ParameterTypeRequiredDescription
content_typestringYesMIME type, e.g. image/png
file_namestringNoOriginal file name
visibilitystringNoprivate (default) or public
expected_file_sizenumberNoDeclared size in bytes
{ "content_type": "image/png", "file_name": "chart.png", "visibility": "private" }
{
"file_id": "8f1d1e01-db60-493d-9be8-69d46d95f399",
"upload_url": "https://storage.googleapis.com/...",
"expires_at": "2026-06-25T04:15:00.000Z",
"required_headers": {
"content-type": "image/png",
"x-goog-content-length-range": "0,5368709120"
}
}

Then upload the bytes: PUT {upload_url} with the required_headers and the file as the body.


Endpoint: GET https://file-storage.services.sapiom.ai/download/:id

Returns a presigned GET URL (15-minute TTL) and records one download. Private files are downloadable only by the owning tenant; public files by any tenant.

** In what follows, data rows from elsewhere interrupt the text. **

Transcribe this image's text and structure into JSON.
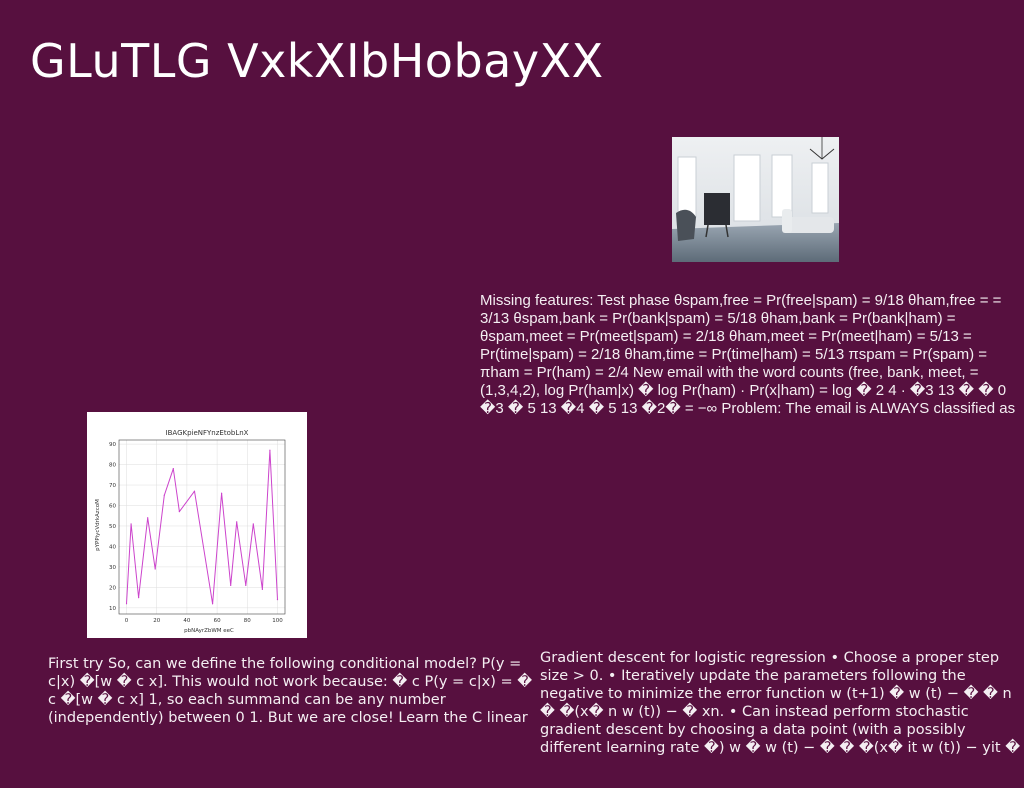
{
  "slide": {
    "title": "GLuTLG VxkXIbHobayXX"
  },
  "photo": {
    "icon": "living-room-photo"
  },
  "text_blocks": {
    "features": "Missing features: Test phase θspam,free = Pr(free|spam) = 9/18 θham,free = = 3/13 θspam,bank = Pr(bank|spam) = 5/18 θham,bank = Pr(bank|ham) = θspam,meet = Pr(meet|spam) = 2/18 θham,meet = Pr(meet|ham) = 5/13 = Pr(time|spam) = 2/18 θham,time = Pr(time|ham) = 5/13 πspam = Pr(spam) = πham = Pr(ham) = 2/4 New email with the word counts (free, bank, meet, = (1,3,4,2), log Pr(ham|x) � log Pr(ham) · Pr(x|ham) = log � 2 4 · �3 13 � � 0 �3 � 5 13 �4 � 5 13 �2� = −∞ Problem: The email is ALWAYS classified as",
    "first_try": "First try So, can we define the following conditional model? P(y = c|x) �[w � c x]. This would not work because: � c P(y = c|x) = � c �[w � c x] 1, so each summand can be any number (independently) between 0 1. But we are close! Learn the C linear models jointly to ensure this",
    "gradient": "Gradient descent for logistic regression • Choose a proper step size > 0. • Iteratively update the parameters following the negative to minimize the error function w (t+1) � w (t) − � � n � �(x� n w (t)) − � xn. • Can instead perform stochastic gradient descent by choosing a data point (with a possibly different learning rate �) w � w (t) − � � �(x� it w (t)) − yit � xit where it is drawn uniformly at"
  },
  "chart_data": {
    "type": "line",
    "title": "IBAGKpieNFYnzEtobLnX",
    "xlabel": "pbNAyrZbWM eeC",
    "ylabel": "pYPPiycVdrkAzcoM",
    "xlim": [
      -5,
      105
    ],
    "ylim": [
      7,
      92
    ],
    "x_ticks": [
      0,
      20,
      40,
      60,
      80,
      100
    ],
    "y_ticks": [
      10,
      20,
      30,
      40,
      50,
      60,
      70,
      80,
      90
    ],
    "grid": true,
    "line_color": "#cc44cc",
    "x": [
      0,
      3,
      8,
      14,
      19,
      25,
      31,
      35,
      45,
      57,
      63,
      69,
      73,
      79,
      84,
      90,
      95,
      100
    ],
    "y": [
      12,
      51,
      15,
      54,
      29,
      65,
      78,
      57,
      67,
      12,
      66,
      21,
      52,
      21,
      51,
      19,
      87,
      14
    ]
  }
}
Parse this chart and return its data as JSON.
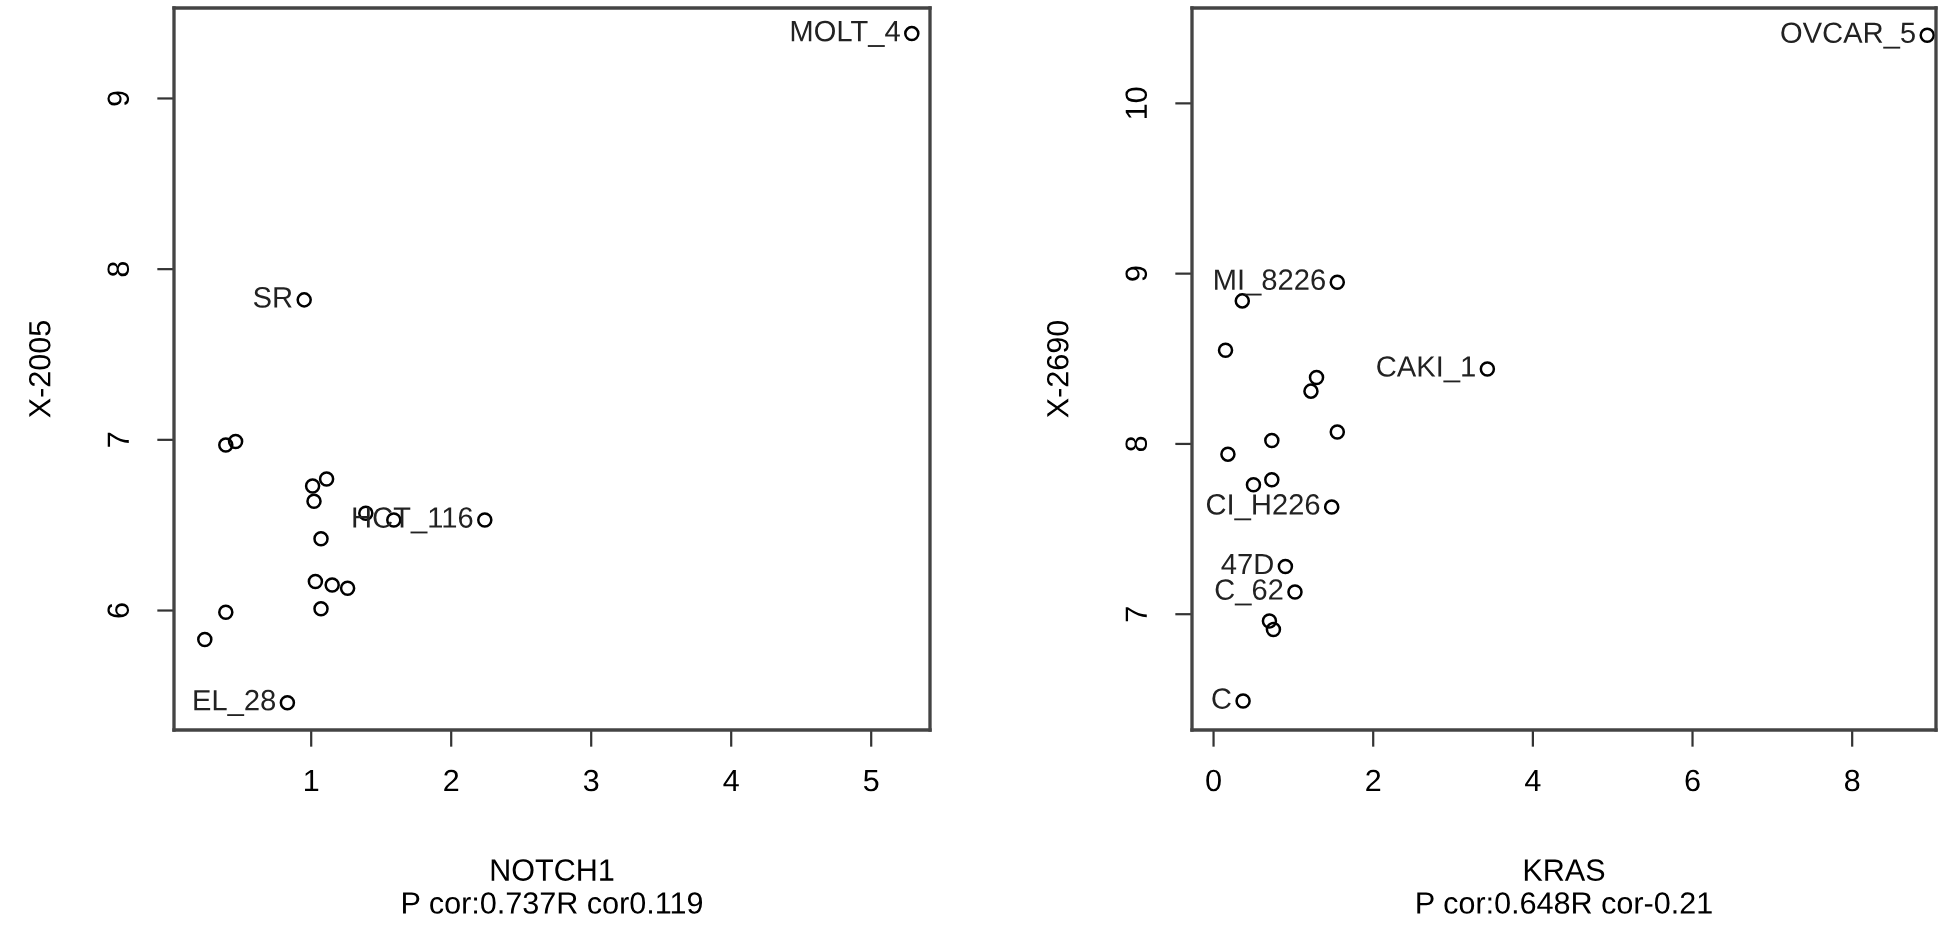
{
  "chart_data": [
    {
      "type": "scatter",
      "xlabel": "NOTCH1\nP cor:0.737R cor0.119",
      "ylabel": "X-2005",
      "xlim": [
        0.02,
        5.42
      ],
      "ylim": [
        5.3,
        9.53
      ],
      "xticks": [
        1,
        2,
        3,
        4,
        5
      ],
      "yticks": [
        6,
        7,
        8,
        9
      ],
      "grid": false,
      "legend": false,
      "marker": "circle",
      "series": [
        {
          "color": "#000000",
          "x": [
            5.29,
            0.95,
            2.24,
            0.83,
            0.39,
            0.46,
            1.11,
            1.01,
            1.02,
            1.59,
            1.39,
            1.07,
            1.15,
            1.26,
            1.03,
            1.07,
            0.39,
            0.24
          ],
          "values": [
            9.38,
            7.82,
            6.53,
            5.46,
            6.97,
            6.99,
            6.77,
            6.73,
            6.64,
            6.53,
            6.57,
            6.42,
            6.15,
            6.13,
            6.17,
            6.01,
            5.99,
            5.83
          ]
        }
      ],
      "annotations": [
        {
          "text": "MOLT_4",
          "x": 5.29,
          "y": 9.38
        },
        {
          "text": "SR",
          "x": 0.95,
          "y": 7.82
        },
        {
          "text": "HCT_116",
          "x": 2.24,
          "y": 6.53
        },
        {
          "text": "EL_28",
          "x": 0.83,
          "y": 5.46
        }
      ]
    },
    {
      "type": "scatter",
      "xlabel": "KRAS\nP cor:0.648R cor-0.21",
      "ylabel": "X-2690",
      "xlim": [
        -0.27,
        9.05
      ],
      "ylim": [
        6.32,
        10.56
      ],
      "xticks": [
        0,
        2,
        4,
        6,
        8
      ],
      "yticks": [
        7,
        8,
        9,
        10
      ],
      "grid": false,
      "legend": false,
      "marker": "circle",
      "series": [
        {
          "color": "#000000",
          "x": [
            8.94,
            3.43,
            1.55,
            0.36,
            0.15,
            1.29,
            1.22,
            1.55,
            0.73,
            0.18,
            0.73,
            0.5,
            1.48,
            0.9,
            1.02,
            0.7,
            0.75,
            0.37
          ],
          "values": [
            10.4,
            8.44,
            8.95,
            8.84,
            8.55,
            8.39,
            8.31,
            8.07,
            8.02,
            7.94,
            7.79,
            7.76,
            7.63,
            7.28,
            7.13,
            6.96,
            6.91,
            6.49
          ]
        }
      ],
      "annotations": [
        {
          "text": "OVCAR_5",
          "x": 8.94,
          "y": 10.4
        },
        {
          "text": "CAKI_1",
          "x": 3.43,
          "y": 8.44
        },
        {
          "text": "MI_8226",
          "x": 1.55,
          "y": 8.95
        },
        {
          "text": "CI_H226",
          "x": 1.48,
          "y": 7.63
        },
        {
          "text": "47D",
          "x": 0.9,
          "y": 7.28
        },
        {
          "text": "C_62",
          "x": 1.02,
          "y": 7.13
        },
        {
          "text": "C",
          "x": 0.37,
          "y": 6.49
        }
      ]
    }
  ]
}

{ "download_url": "https://storage.googleapis.com/...", "expires_at": "2026-06-25T04:15:00.000Z" }

Endpoint: GET https://file-storage.services.sapiom.ai/files (free)

Returns the calling tenant’s non-deleted files (metadata only — no download URLs). Paginated.

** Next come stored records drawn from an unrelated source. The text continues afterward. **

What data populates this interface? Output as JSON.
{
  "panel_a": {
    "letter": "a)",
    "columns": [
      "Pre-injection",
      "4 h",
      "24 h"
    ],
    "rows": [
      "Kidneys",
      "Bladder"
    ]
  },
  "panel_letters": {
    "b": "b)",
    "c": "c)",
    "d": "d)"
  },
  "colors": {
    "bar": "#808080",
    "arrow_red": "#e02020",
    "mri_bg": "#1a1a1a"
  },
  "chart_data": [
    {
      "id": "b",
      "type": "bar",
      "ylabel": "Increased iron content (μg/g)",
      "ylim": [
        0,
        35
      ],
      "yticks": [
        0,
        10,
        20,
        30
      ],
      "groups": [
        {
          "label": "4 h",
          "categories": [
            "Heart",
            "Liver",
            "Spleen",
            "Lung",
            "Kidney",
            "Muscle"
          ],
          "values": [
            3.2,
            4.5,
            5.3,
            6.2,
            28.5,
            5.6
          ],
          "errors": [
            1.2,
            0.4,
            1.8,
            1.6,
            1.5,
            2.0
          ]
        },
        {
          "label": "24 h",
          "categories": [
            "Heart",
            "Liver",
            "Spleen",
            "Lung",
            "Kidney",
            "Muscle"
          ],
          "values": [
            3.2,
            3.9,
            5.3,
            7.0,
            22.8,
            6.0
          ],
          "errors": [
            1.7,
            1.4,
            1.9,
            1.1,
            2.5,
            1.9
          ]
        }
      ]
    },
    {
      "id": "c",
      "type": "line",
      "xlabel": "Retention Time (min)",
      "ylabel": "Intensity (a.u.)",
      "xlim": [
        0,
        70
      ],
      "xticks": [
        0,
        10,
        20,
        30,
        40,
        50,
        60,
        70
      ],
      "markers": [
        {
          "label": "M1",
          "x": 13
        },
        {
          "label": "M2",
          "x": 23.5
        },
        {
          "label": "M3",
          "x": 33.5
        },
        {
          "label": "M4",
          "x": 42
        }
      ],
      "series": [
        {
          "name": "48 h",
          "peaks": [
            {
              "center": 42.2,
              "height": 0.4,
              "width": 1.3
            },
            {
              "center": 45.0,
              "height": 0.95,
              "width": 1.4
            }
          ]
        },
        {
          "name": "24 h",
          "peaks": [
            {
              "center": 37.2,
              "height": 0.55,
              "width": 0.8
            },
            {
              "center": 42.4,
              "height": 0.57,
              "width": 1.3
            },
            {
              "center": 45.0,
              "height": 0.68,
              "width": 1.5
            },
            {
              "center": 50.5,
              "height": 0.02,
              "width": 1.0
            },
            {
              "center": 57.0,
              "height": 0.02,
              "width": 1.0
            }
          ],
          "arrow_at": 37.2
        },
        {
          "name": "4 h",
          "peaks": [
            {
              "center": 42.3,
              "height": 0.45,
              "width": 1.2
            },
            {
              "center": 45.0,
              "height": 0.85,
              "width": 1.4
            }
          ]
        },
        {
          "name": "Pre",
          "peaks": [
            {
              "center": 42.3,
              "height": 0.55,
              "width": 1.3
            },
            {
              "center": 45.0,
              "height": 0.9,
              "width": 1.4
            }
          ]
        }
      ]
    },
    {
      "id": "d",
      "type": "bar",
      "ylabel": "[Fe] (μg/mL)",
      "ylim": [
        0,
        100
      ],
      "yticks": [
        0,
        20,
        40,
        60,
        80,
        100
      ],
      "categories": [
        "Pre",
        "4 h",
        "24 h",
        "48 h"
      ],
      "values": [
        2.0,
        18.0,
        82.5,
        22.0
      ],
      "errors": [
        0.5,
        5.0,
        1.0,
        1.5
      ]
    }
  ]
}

ParameterTypeRequiredDescription
limitnumberNoMax files (1–100, default 50)
offsetnumberNoPagination offset (0–100000, default 0)
GET /files?limit=50&offset=0
{
"files": [
{
"file_id": "8f1d1e01-db60-493d-9be8-69d46d95f399",
"file_name": "chart.png",
"content_type": "image/png",
"visibility": "private",
"status": "uploaded",
"expected_file_size": "20480",
"actual_file_size": "20480",
"created_at": "2026-06-25T04:00:00.000Z",
"uploaded_at": "2026-06-25T04:00:05.000Z",
"deleted_at": null,
"download_request_count": 3
}
],
"limit": 50,
"offset": 0,
"has_more": false
}

A file’s status is one of pending_upload, uploaded, deleted, or error_state. Size fields are returned as strings (the values are 64-bit); download_request_count is a number. file_name, uploaded_at, actual_file_size, and deleted_at are null when not applicable (e.g. before verification).


Endpoint: PATCH https://file-storage.services.sapiom.ai/:id

Flip a file between private and public. Returns the updated metadata.

{ "visibility": "public" }

Endpoint: DELETE https://file-storage.services.sapiom.ai/:id

Deletes the object and soft-deletes the metadata. Idempotent (deleting an already-deleted file succeeds). Only the owning tenant can delete. Returns 204 No Content.


CodeDescription
400Invalid request (e.g. malformed content_type)
401No valid Sapiom tenant identity — authenticate with the Sapiom SDK
403Forbidden — private file owned by another tenant
404File not found, deleted, or in an error state
409File is still pending_upload (bytes not yet verified)
429Rate limit exceeded
LimitValue
Max upload size5 GiB (default)
Presigned URL TTL15 minutes
List page size1–100 (default 50)

File-storage operations are not charged today. Unlike per-call capabilities — which settle a micropayment on each request — file storage is a control-plane service and is not metered per request. When usage-based billing ships it will be metered on usage (e.g. data stored and downloads) rather than charged per call. This page will be updated when it lands.